Но самым ценным артефактом среди всех растений, была Орхидея Королевская. Она сама дала ей такое название и сама её оберегала, как Маленький принц свою розу. Хотя вокруг была куча таких же орхидей. Но «разве ты не видишь, моя орхидея — особенная», — восторгалась Маджи и спорить с ней было бесполезно, она просто переставала реагировать.
Она как Уэдерберн из рассказа Генри Уэллса — цветовод, влюблённый в свою странную орхидею даже не хотела видеть в ней, как будто из бурой массы торчащие белые пальцы. Она восхищалась тем, как ещё Дарвин изучал их возможности и неожиданности. Но мне всё же эти отростки напоминали пальцы, готовые схватить и вытянуть из тебя жизнь.
— Они прекрасны.
— Смертоубийственные эти твои цветы!
— Почему?
— Потому что они похожи на сказочных фей, поднимающих к небу свои лепестки, они чудесно переливаются всеми оттенками нежнейших цветов от фиолетового до чёрного, благоухают ароматом, пышные, пенящиеся и мерцающие своей хрупкой, убийственной красотой… атомные орхидеи.

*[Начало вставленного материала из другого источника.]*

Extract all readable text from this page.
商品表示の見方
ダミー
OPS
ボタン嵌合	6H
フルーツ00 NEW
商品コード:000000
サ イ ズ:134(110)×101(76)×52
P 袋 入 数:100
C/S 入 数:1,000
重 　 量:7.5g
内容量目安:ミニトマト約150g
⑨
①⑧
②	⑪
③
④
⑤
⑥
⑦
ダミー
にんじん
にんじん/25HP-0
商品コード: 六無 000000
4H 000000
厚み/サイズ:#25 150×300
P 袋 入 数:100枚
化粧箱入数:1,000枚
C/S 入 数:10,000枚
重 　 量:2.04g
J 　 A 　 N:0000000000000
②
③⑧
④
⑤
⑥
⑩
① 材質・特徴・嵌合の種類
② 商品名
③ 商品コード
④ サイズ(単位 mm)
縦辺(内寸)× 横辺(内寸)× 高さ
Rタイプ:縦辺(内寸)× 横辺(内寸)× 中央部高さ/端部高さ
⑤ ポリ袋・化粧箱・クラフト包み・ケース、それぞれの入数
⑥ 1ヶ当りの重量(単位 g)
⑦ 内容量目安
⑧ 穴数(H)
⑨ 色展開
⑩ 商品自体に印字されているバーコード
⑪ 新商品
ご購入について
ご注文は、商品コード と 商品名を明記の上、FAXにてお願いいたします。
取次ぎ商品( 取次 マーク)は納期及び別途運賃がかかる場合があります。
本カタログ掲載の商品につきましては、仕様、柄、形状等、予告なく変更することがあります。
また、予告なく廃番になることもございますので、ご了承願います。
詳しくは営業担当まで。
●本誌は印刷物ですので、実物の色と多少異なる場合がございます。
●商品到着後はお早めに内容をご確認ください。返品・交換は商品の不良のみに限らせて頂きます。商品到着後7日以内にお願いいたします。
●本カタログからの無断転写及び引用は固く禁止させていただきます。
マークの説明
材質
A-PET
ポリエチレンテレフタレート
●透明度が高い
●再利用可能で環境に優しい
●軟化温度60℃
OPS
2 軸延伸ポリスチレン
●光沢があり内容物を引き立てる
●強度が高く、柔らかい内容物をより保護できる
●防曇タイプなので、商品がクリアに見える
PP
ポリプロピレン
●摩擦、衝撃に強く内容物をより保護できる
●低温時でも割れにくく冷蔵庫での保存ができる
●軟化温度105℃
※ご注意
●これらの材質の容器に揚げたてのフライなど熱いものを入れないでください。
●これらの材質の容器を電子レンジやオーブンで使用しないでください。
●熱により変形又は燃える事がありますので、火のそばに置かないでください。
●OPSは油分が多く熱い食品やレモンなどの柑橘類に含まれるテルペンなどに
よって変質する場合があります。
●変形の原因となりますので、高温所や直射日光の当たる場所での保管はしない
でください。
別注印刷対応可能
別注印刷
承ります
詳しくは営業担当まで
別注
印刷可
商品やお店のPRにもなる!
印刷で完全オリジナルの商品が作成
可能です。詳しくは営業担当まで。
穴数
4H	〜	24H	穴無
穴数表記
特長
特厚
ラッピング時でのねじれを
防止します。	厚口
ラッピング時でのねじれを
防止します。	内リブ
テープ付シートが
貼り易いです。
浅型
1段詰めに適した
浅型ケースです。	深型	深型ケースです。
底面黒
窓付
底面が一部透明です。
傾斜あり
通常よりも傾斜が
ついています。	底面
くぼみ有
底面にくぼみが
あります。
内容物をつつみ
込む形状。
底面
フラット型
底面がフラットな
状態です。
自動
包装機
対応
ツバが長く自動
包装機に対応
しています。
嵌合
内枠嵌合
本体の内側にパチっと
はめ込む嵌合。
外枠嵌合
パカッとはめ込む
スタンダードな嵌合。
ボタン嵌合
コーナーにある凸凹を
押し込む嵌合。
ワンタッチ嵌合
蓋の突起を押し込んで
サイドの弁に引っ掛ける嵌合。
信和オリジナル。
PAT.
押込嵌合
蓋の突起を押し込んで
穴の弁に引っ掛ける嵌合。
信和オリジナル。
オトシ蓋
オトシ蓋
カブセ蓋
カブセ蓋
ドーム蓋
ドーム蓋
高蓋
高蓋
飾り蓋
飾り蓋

— Но… ведь… это чудесно! Великолепно! От этого замирает сердце.
— Наверное, всё в этом мире и цветы, и люди, и планеты существуют для того, чтобы распуститься только один раз… Вспыхнуть своей атомной красотой над всеми… разрушив всё живое вокруг.

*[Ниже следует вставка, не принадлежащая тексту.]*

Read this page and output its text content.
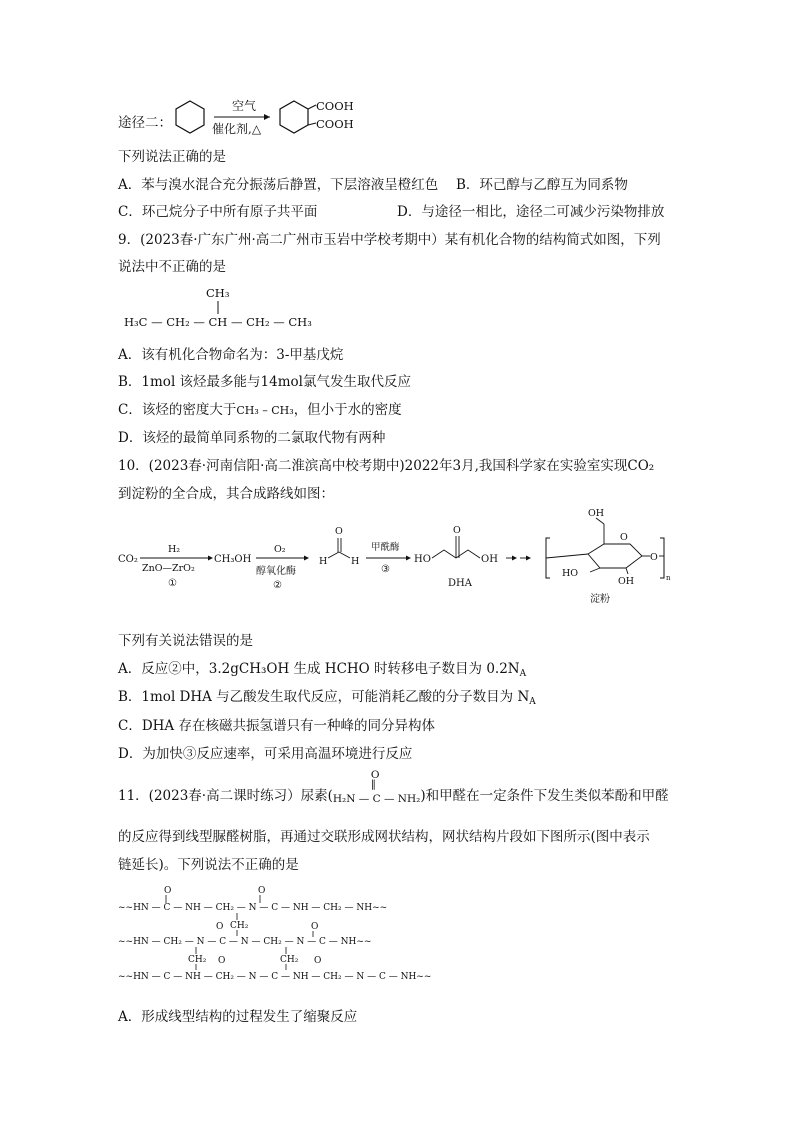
途径二：
空气
催化剂,△
COOH
COOH
下列说法正确的是
A．苯与溴水混合充分振荡后静置，下层溶液呈橙红色 B．环己醇与乙醇互为同系物
C．环己烷分子中所有原子共平面	D．与途径一相比，途径二可减少污染物排放
9．(2023春·广东广州·高二广州市玉岩中学校考期中）某有机化合物的结构简式如图，下列
说法中不正确的是
CH₃
H₃C — CH₂ — CH — CH₂ — CH₃
A．该有机化合物命名为：3-甲基戊烷
B．1mol 该烃最多能与14mol氯气发生取代反应
C．该烃的密度大于CH₃ – CH₃，但小于水的密度
D．该烃的最简单同系物的二氯取代物有两种
10．(2023春·河南信阳·高二淮滨高中校考期中)2022年3月,我国科学家在实验室实现CO₂
到淀粉的全合成，其合成路线如图：
CO₂
H₂
ZnO—ZrO₂
①
CH₃OH
O₂
醇氧化酶
②
O
H H
甲酰酶
③
HO
O
OH
DHA
OH
O
HO
OH
O
n
淀粉
下列有关说法错误的是
A．反应②中，3.2gCH₃OH 生成 HCHO 时转移电子数目为 $0.2N_A$
B．1mol DHA 与乙酸发生取代反应，可能消耗乙酸的分子数目为 $N_A$
C．DHA 存在核磁共振氢谱只有一种峰的同分异构体
D．为加快③反应速率，可采用高温环境进行反应
11．(2023春·高二课时练习）尿素(
O
‖
H₂N — C — NH₂)和甲醛在一定条件下发生类似苯酚和甲醛
的反应得到线型脲醛树脂，再通过交联形成网状结构，网状结构片段如下图所示(图中表示
链延长)。下列说法不正确的是
~~HN — C — NH — CH₂ — N — C — NH — CH₂ — NH~~
O	O
CH₂
~~HN — CH₂ — N — C — N — CH₂ — N — C — NH~~
O	O
CH₂	CH₂
~~HN — C — NH — CH₂ — N — C — NH — CH₂ — N — C — NH~~
O	O
A．形成线型结构的过程发生了缩聚反应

— Красоте не свойственно спасать мир, но красоте свойственно в нём неистребимо пребывать. И это неистребимое пребывание в нём красоты — есть единственная надежда мира на спасение.
Всё началось вдруг. Сразу после спектакля. Я тогда ещё решил, что она переутомилась. И что это временно. Она резко начала чахнуть. Как на зелёном растении начинают желтеть и опадать листья. Внезапно и при полном здоровье. Она не могла сосредоточиться. Иногда ей казалось, что блокнот, в котором она рисует, дрожит, словно стол кто-то расшатывает. А когда мыла посуду, я наблюдал, как она постепенно всё ниже и ниже наклоняется над раковиной. Она стала чаще ложиться днём спать, а ночами я подходил и на руках переносил её заснувшую над открытой книгой в кровать. А утром она капризничала, как устала что-то сочинять и что это никому не надо. Что все её «записульки» уйдут вместе с ней, плакала, запиналась, подолгу не могла подобрать нужного слова, чтобы объяснить мне «тугодуму» какой это адский труд сочинительства. Потом успокаивалась уже лёжа на моих коленях и знакомила меня с новой историей про Гремучую Иву и Чёрное Милосердие.
Меня стали тоже захватывать её рисованные образы. Помню один страшный случай, как раз при участии Гремучей Ивы и Чёрного Милосердия. Эти двое были агрессивными и драчливыми растениями, но ко всему прочему они погружали всякого на кого распространялся их аромат в блаженный сон жуткого кошмара. И ничего не могло разбудить несчастного. Но однажды на полянке произошло нечто, что даже меня повергло в трепет и я долго потом не мог смотреть на луковицы в кадке на подоконнике Маджи.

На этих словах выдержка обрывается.